Zim strikes lucrative citrus deal

the herald

Elita Chikwati Senior Farm Journalist

Zimbabwe can now export fruit to China after the two countries signed the Citrus Phytosanitary Protocol, in a development that is expected to expand fruit export destinations and remove overreliance on Africa from the South and the European market.

The phytosanitary protocol requires that a cold chain system for the export of fresh citrus fruits to China be in place like any other country, including the European Union (EU) for the management of false codling moth and other pests.

This cold chain must start at the port as opposed to the original requirement for cooling to start at the farm.

China was represented by the General Administration of Customs of China, Minister Ni Yuefeng while Zimbabwe was represented by Lands, Agriculture, Fisheries, Water and Rural Development Anxious Masuka.

Fresh citrus varieties for export to China from Zimbabwe include sweet orange (Citrus sinensis), tangerine (Citrus reticulata), grapefruit (Citrus paradisi), lemon (Citrus limon and Citrus aurantifolia) and bitter orange (Citrus aurantium).

The Acting Chief Director of the Department of Research and Specialist Services, Dr Dumisani Kutywayo, confirmed the developments.

“The General Administration of Customs of the People’s Republic of China signed first and we followed suit.

“We are now educating stakeholders on the requirements for exporting fresh fruit to China. Local citrus industry players have accepted the favorable terms,” he said.

In a post on the micro-blogging site Twitter, the Chinese Embassy in Harare said, “Zimbabwe’s sweet and juicy citrus fruits will reach the Chinese market as the citrus export protocol has just been signed. We are implementing President Xi’s commitment that China will open a green channel for the export of African agricultural products. This will benefit more Zimbabwean farmers.

The finalization of the protocol will give impetus to the conclusion of partnerships and producer arrangements with Chinese companies willing to export the products to China.

The signing of the trade protocol will also cement the trade relationship between the two nations and open the door to other products that we did not export, which will lead to an increase in the contribution of agriculture to the export basket.

China also imports grade b and c citrus, which will help Zimbabwe to export grades deemed inferior by traditional markets.

The request for a citrus export protocol between Zimbabwe and China began in 2015 when Zimbabwe was looking for a market for Shashi Citrus smallholder farmers.

China requested information on the pest risk assessment for the export of fresh citrus fruits from Zimbabwe to China.

When Zimbabwe submitted the information, Chinese experts visited Zimbabwe in 2018 for pre-shipment inspection of citrus fields to verify the consistency of pests associated with citrus in Zimbabwe and also compliance with shade standards of citrus fruits. packaging required.

Chinese experts have declared the false codling moth (FCM) and Natal fruit flies to be pests of concern.

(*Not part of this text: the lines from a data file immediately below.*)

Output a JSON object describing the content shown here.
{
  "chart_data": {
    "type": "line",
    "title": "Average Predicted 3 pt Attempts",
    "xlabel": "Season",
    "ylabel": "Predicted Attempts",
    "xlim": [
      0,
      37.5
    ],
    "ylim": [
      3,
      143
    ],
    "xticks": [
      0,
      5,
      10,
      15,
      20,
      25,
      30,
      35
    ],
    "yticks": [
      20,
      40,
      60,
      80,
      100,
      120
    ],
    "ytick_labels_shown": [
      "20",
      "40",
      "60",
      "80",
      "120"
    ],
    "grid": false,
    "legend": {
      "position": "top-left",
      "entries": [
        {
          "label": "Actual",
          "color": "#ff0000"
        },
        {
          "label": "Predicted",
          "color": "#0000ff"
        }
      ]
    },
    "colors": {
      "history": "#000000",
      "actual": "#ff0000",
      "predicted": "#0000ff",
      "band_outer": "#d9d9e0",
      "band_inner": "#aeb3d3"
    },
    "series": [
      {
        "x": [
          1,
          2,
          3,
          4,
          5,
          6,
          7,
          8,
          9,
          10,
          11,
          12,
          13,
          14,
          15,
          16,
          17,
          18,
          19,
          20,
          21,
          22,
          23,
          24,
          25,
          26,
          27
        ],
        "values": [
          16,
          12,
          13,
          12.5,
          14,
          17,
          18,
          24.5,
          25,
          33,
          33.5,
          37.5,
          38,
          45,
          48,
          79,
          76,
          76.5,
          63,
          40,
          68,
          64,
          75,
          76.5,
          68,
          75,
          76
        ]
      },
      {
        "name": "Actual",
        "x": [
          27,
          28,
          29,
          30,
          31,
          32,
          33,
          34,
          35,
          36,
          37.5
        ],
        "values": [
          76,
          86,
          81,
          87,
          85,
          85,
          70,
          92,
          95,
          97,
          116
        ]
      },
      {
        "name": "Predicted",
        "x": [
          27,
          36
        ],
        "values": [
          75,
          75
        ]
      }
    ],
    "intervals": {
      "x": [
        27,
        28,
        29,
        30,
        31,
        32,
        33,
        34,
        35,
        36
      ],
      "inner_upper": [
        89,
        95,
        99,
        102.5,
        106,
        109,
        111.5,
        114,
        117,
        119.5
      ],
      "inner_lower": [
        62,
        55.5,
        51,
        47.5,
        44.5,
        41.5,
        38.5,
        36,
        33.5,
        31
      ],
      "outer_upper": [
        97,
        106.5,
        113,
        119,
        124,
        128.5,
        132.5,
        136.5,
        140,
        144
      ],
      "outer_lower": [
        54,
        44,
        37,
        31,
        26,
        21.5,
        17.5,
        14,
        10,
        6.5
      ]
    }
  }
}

From 2019 to 2020, negotiations continued until a protocol was recently signed between the two countries after agreeing on greed measures to address plant biosecurity concerns.

China has also agreed, outside the framework of the protocol, to provide technical assistance to Zimbabwe regarding the export of fresh citrus fruits to the Chinese market.

This initiative will improve local capacity to monitor and monitor citrus groves for insect pests and diseases.

Meanwhile, all orchards and packing houses who wish to export citrus fruits to China have been requested to register with the Ministry of Lands for approval by the ministry and approved by both MLAFWRD and GACC.

The finalization of the protocol will give impetus to the conclusion of partnerships and producer arrangements with Chinese companies willing to export the products to China.

The signing of the trade protocol will also cement the trade relationship between the two nations and open the door to other products that we did not export, which will lead to an increase in the contribution of agriculture to the export basket.

The request for a citrus export protocol between Zimbabwe and China began in 2015 when Zimbabwe was looking for a market for Shashi Citrus smallholder farmers.

China requested information on the pest risk assessment for the export of fresh citrus fruits from Zimbabwe to China.

When Zimbabwe submitted the information, Chinese experts visited Zimbabwe in 2018 for pre-shipment inspection of citrus fields to verify the consistency of pests associated with citrus in Zimbabwe and also compliance with shade standards of citrus fruits. packaging required.

Chinese experts have declared the false codling moth (FCM) and Natal fruit flies to be pests of concern.

From 2019 to 2020, negotiations continued until a protocol was recently signed between the two countries after agreeing on greed measures to address plant biosecurity concerns.

China has also agreed, outside the framework of the protocol, to provide technical assistance to Zimbabwe regarding the export of fresh citrus fruits to the Chinese market.

This initiative will improve local capacity to monitor and monitor citrus groves for insect pests and diseases.

Meanwhile, all orchards and packinghouses wishing to export citrus fruits to China have been requested to register with the Ministry of Lands for approval by the ministry and approval by MLAFWRD and GACC.